Después de cinco días dando tumbos por aquí, llega un momento en que uno pide, suplica, un poco de tiempo, no mucho, unos minutos, una hora si puede ser, para hacer nada, para dar vueltas con la cámara de fotos en ristre, fabricando recuerdos a golpe de clic. Eso he hecho hoy.
Después de una deliciosa sidra en un merendero y cuando todo el mundo se retiró a sus quehaceres, yo me subí a un monte, a Deva, a sacar fotos a Gijón, a un Gijón azul y bonito, iluminado debilmente y con un cielo límpido y rosa.
Después, más tranquilo, cené una hamburguesa en los Vikingos, mirando al mar y a la noche y me fui a la playa.

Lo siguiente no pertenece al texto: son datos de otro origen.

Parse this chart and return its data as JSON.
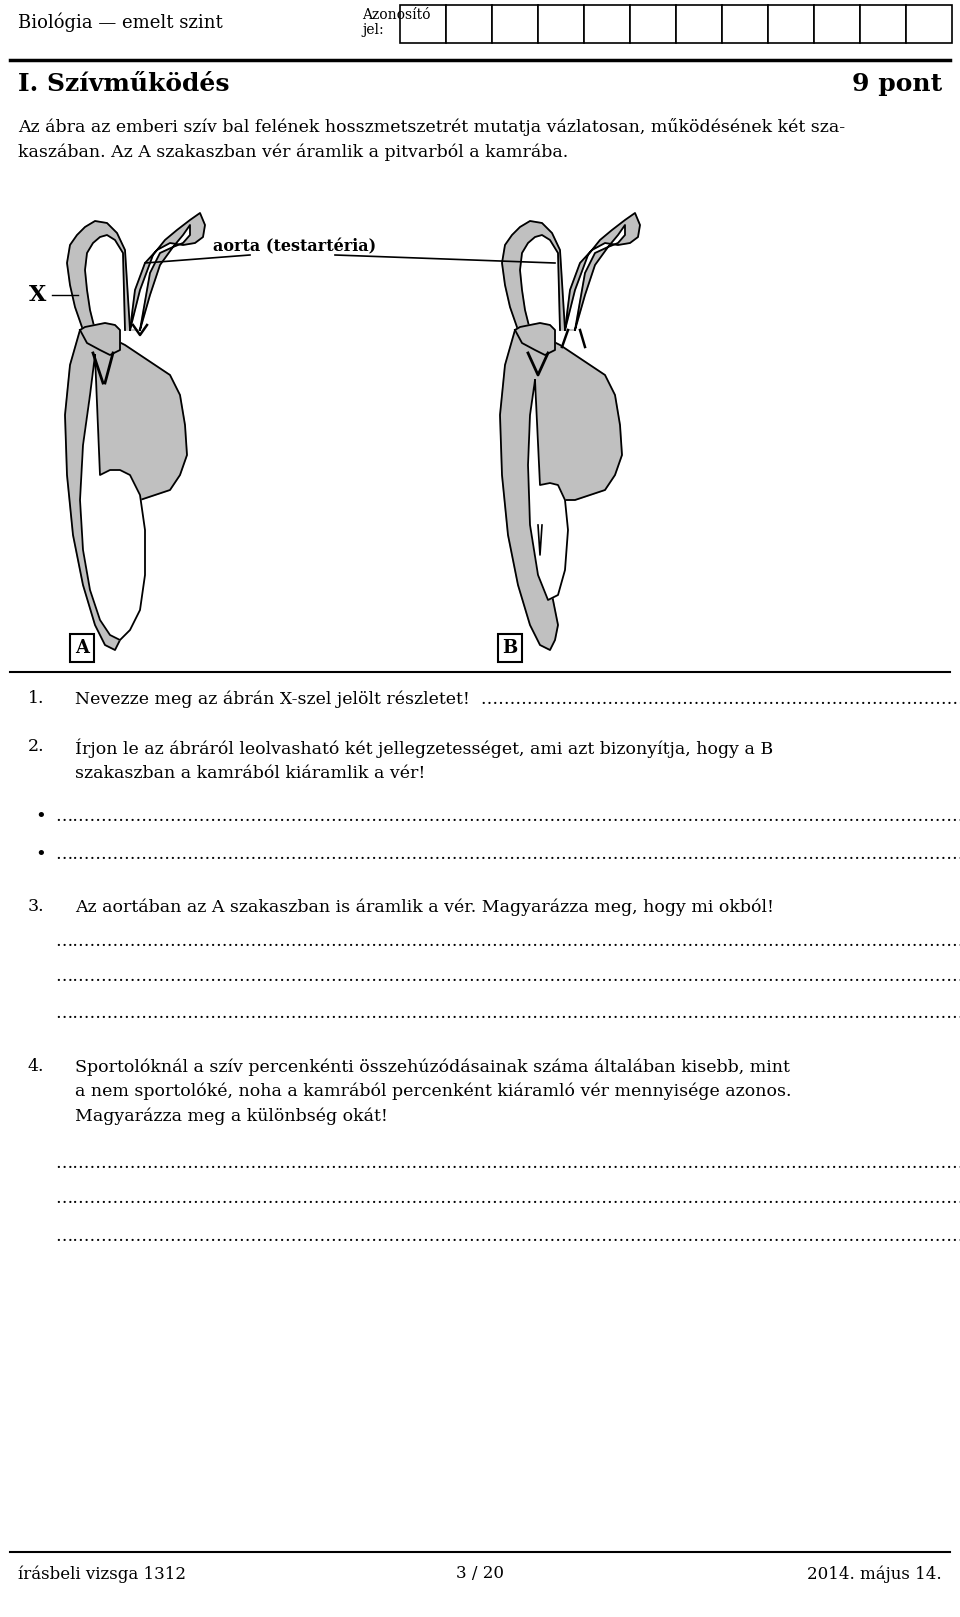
{
  "header_left": "Biológia — emelt szint",
  "header_center_label": "Azonosító\njel:",
  "header_grid_cols": 12,
  "title": "I. Szívműködés",
  "points": "9 pont",
  "intro_text": "Az ábra az emberi szív bal felének hosszmetszetrét mutatja vázlatosan, működésének két sza-\nkaszában. Az A szakaszban vér áramlik a pitvarból a kamrába.",
  "aorta_label": "aorta (testartéria)",
  "label_x": "X",
  "label_a": "A",
  "label_b": "B",
  "q1_num": "1.",
  "q1_text": "Nevezze meg az ábrán X-szel jelölt részletet!",
  "q1_dots": "……………………………………………………………………………………………………………………",
  "q2_num": "2.",
  "q2_text": "Írjon le az ábráról leolvasható két jellegzetességet, ami azt bizonyítja, hogy a B\nszakaszban a kamrából kiáramlik a vér!",
  "q2_bullet1": "•",
  "q2_dots1": "………………………………………………………………………………………………………………………………………………………………………………………………………………………………",
  "q2_bullet2": "•",
  "q2_dots2": "………………………………………………………………………………………………………………………………………………………………………………………………………………………………",
  "q3_num": "3.",
  "q3_text": "Az aortában az A szakaszban is áramlik a vér. Magyarázza meg, hogy mi okból!",
  "q3_dots1": "………………………………………………………………………………………………………………………………………………………………………………………………………………………………",
  "q3_dots2": "……………………………………………………………………………………………………………………………………………………………………………………………………………………………….",
  "q3_dots3": "………………………………………………………………………………………………………………………………………………………………………………………………………………………………",
  "q4_num": "4.",
  "q4_text": "Sportolóknál a szív percenkénti összehúzódásainak száma általában kisebb, mint\na nem sportolóké, noha a kamrából percenként kiáramló vér mennyisége azonos.\nMagyarázza meg a különbség okát!",
  "q4_dots1": "………………………………………………………………………………………………………………………………………………………………………………………………………………………….",
  "q4_dots2": "………………………………………………………………………………………………………………………………………………………………………………………………………………………….",
  "q4_dots3": "………………………………………………………………………………………………………………………………………………………………………………………………………………………….",
  "footer_left": "írásbeli vizsga 1312",
  "footer_center": "3 / 20",
  "footer_right": "2014. május 14.",
  "bg_color": "#ffffff",
  "text_color": "#000000",
  "gray_fill": "#c0c0c0"
}
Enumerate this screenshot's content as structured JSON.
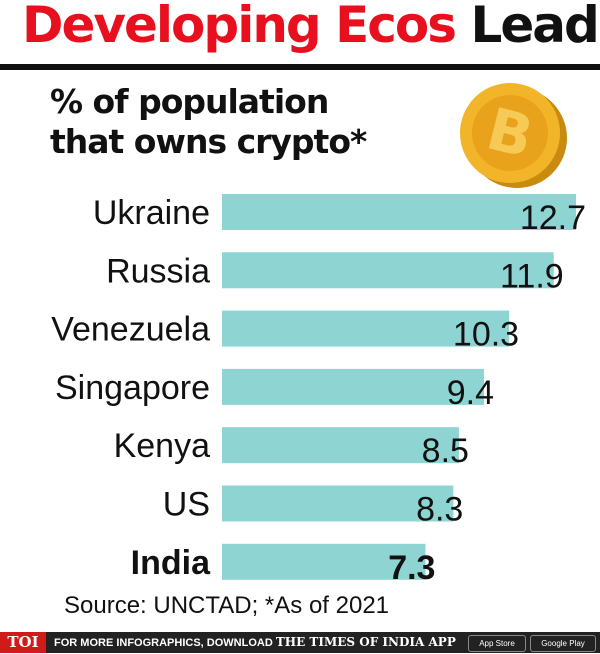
{
  "title": {
    "part1": "Developing Ecos",
    "part2": "Lead"
  },
  "chart_data": {
    "type": "bar",
    "orientation": "horizontal",
    "title": "% of population that owns crypto*",
    "categories": [
      "Ukraine",
      "Russia",
      "Venezuela",
      "Singapore",
      "Kenya",
      "US",
      "India"
    ],
    "values": [
      12.7,
      11.9,
      10.3,
      9.4,
      8.5,
      8.3,
      7.3
    ],
    "value_labels": [
      "12.7",
      "11.9",
      "10.3",
      "9.4",
      "8.5",
      "8.3",
      "7.3"
    ],
    "highlight": "India",
    "xlim": [
      0,
      12.7
    ],
    "grid": false,
    "bar_color": "#8dd4d2"
  },
  "source": "Source: UNCTAD; *As of 2021",
  "footer": {
    "logo": "TOI",
    "text": "FOR MORE INFOGRAPHICS, DOWNLOAD",
    "brand": "THE TIMES OF INDIA APP",
    "appstore": "App Store",
    "googleplay": "Google Play"
  },
  "colors": {
    "title_red": "#e8101e",
    "coin": "#f2b52a",
    "footer_bg": "#222222"
  }
}
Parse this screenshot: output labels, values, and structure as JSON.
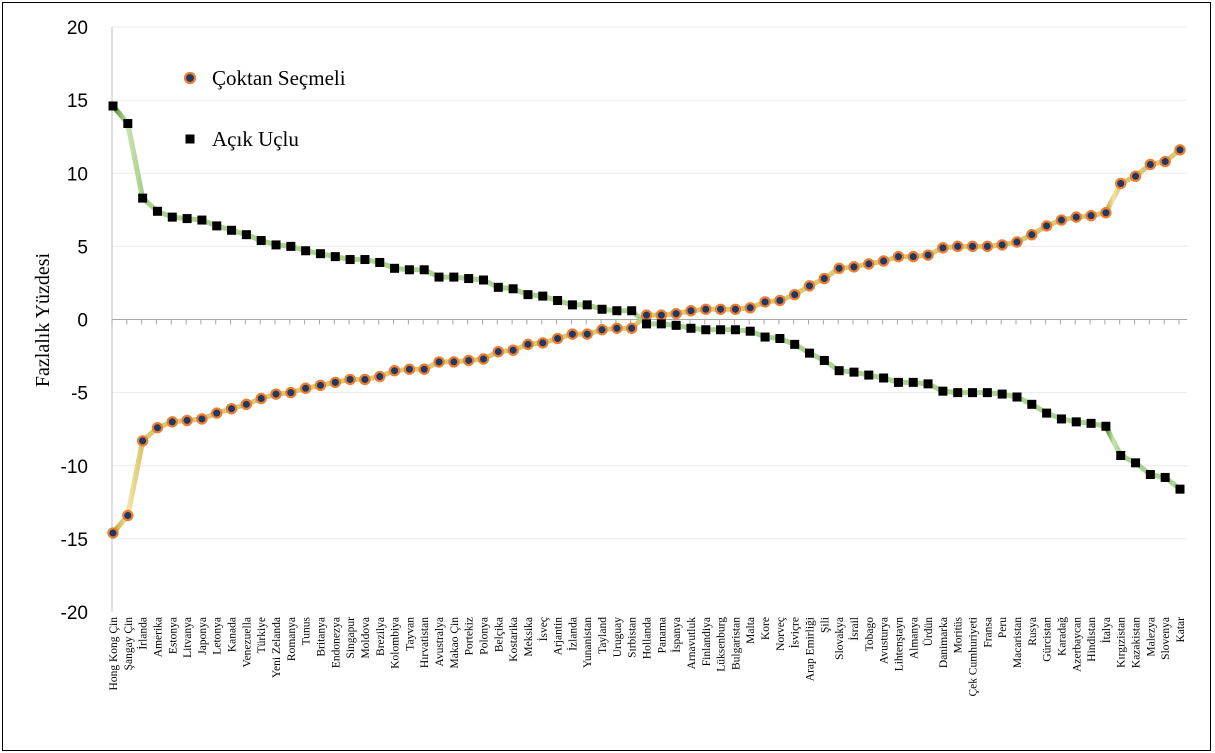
{
  "chart_data": {
    "type": "line",
    "title": "",
    "xlabel": "",
    "ylabel": "Fazlalık Yüzdesi",
    "ylim": [
      -20,
      20
    ],
    "yticks": [
      20,
      15,
      10,
      5,
      0,
      -5,
      -10,
      -15,
      -20
    ],
    "grid": "horizontal",
    "legend_position": "top-left",
    "categories": [
      "Hong Kong Çin",
      "Şangay Çin",
      "İrlanda",
      "Amerika",
      "Estonya",
      "Litvanya",
      "Japonya",
      "Letonya",
      "Kanada",
      "Venezuella",
      "Türkiye",
      "Yeni Zelanda",
      "Romanya",
      "Tunus",
      "Britanya",
      "Endonezya",
      "Singapur",
      "Moldova",
      "Brezilya",
      "Kolombiya",
      "Tayvan",
      "Hırvatistan",
      "Avustralya",
      "Makao Çin",
      "Portekiz",
      "Polonya",
      "Belçika",
      "Kostarika",
      "Meksika",
      "İsveç",
      "Arjantin",
      "İzlanda",
      "Yunanistan",
      "Tayland",
      "Uruguay",
      "Sırbistan",
      "Hollanda",
      "Panama",
      "İspanya",
      "Arnavutluk",
      "Finlandiya",
      "Lüksenburg",
      "Bulgaristan",
      "Malta",
      "Kore",
      "Norveç",
      "İsviçre",
      "Arap Emirliği",
      "Şili",
      "Slovakya",
      "İsrail",
      "Tobago",
      "Avusturya",
      "Lihtenştayn",
      "Almanya",
      "Ürdün",
      "Danimarka",
      "Moritüs",
      "Çek Cumhuriyeti",
      "Fransa",
      "Peru",
      "Macaristan",
      "Rusya",
      "Gürcistan",
      "Karadağ",
      "Azerbaycan",
      "Hindistan",
      "İtalya",
      "Kırgızistan",
      "Kazakistan",
      "Malezya",
      "Slovenya",
      "Katar"
    ],
    "series": [
      {
        "name": "Çoktan Seçmeli",
        "marker": "circle",
        "line_color": "#d9c56a",
        "marker_fill": "#1f3864",
        "marker_edge": "#ed7d31",
        "values": [
          -14.6,
          -13.4,
          -8.3,
          -7.4,
          -7.0,
          -6.9,
          -6.8,
          -6.4,
          -6.1,
          -5.8,
          -5.4,
          -5.1,
          -5.0,
          -4.7,
          -4.5,
          -4.3,
          -4.1,
          -4.1,
          -3.9,
          -3.5,
          -3.4,
          -3.4,
          -2.9,
          -2.9,
          -2.8,
          -2.7,
          -2.2,
          -2.1,
          -1.7,
          -1.6,
          -1.3,
          -1.0,
          -1.0,
          -0.7,
          -0.6,
          -0.6,
          0.3,
          0.3,
          0.4,
          0.6,
          0.7,
          0.7,
          0.7,
          0.8,
          1.2,
          1.3,
          1.7,
          2.3,
          2.8,
          3.5,
          3.6,
          3.8,
          4.0,
          4.3,
          4.3,
          4.4,
          4.9,
          5.0,
          5.0,
          5.0,
          5.1,
          5.3,
          5.8,
          6.4,
          6.8,
          7.0,
          7.1,
          7.3,
          9.3,
          9.8,
          10.6,
          10.8,
          11.6
        ]
      },
      {
        "name": "Açık Uçlu",
        "marker": "square",
        "line_color": "#a9cf8a",
        "marker_fill": "#000000",
        "values": [
          14.6,
          13.4,
          8.3,
          7.4,
          7.0,
          6.9,
          6.8,
          6.4,
          6.1,
          5.8,
          5.4,
          5.1,
          5.0,
          4.7,
          4.5,
          4.3,
          4.1,
          4.1,
          3.9,
          3.5,
          3.4,
          3.4,
          2.9,
          2.9,
          2.8,
          2.7,
          2.2,
          2.1,
          1.7,
          1.6,
          1.3,
          1.0,
          1.0,
          0.7,
          0.6,
          0.6,
          -0.3,
          -0.3,
          -0.4,
          -0.6,
          -0.7,
          -0.7,
          -0.7,
          -0.8,
          -1.2,
          -1.3,
          -1.7,
          -2.3,
          -2.8,
          -3.5,
          -3.6,
          -3.8,
          -4.0,
          -4.3,
          -4.3,
          -4.4,
          -4.9,
          -5.0,
          -5.0,
          -5.0,
          -5.1,
          -5.3,
          -5.8,
          -6.4,
          -6.8,
          -7.0,
          -7.1,
          -7.3,
          -9.3,
          -9.8,
          -10.6,
          -10.8,
          -11.6
        ]
      }
    ]
  }
}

Mucha gente no lo sabe, pero el mejor momento para andar por la playa es cuando amanece o cuando es de noche. Son instante mágicos.
Por norma general, el ser humano es ambicioso y olvida muy fácilmente que el placer de la vida está en las pequeñas cosas, en las tonterías que, al cumplir años, relegamos al fondo del cajón con la excusa de que los adultos no hacen el tonto. Nos equivocamos. Yo hoy me reencontré con uno de los mayores y más pequeños placeres que conozco: pasear por la playa de noche, con buena música. En la iPod sonaba Sabina, Fito y los Fitipaldis, Héroes y alguno más que no recuerdo y, entre todos, ponían música al movimiento de las olas. Sólo faltaba eme corriendo contra la marea y escribiendo su nombre en la arena, saltando nerviosa y juguetona.
Este post está dedicado a vosotros, gentes de muy variado pelaje, que teneis una playa al lado de casa y no conoceís el placer de pasear de la mano de la única persona importante en este sucio mundo, mientras la arena juega a hacer carreras entre los dedos de los pies. Yo, desde la distancia, estaré anhelando volver a jugar con las olas.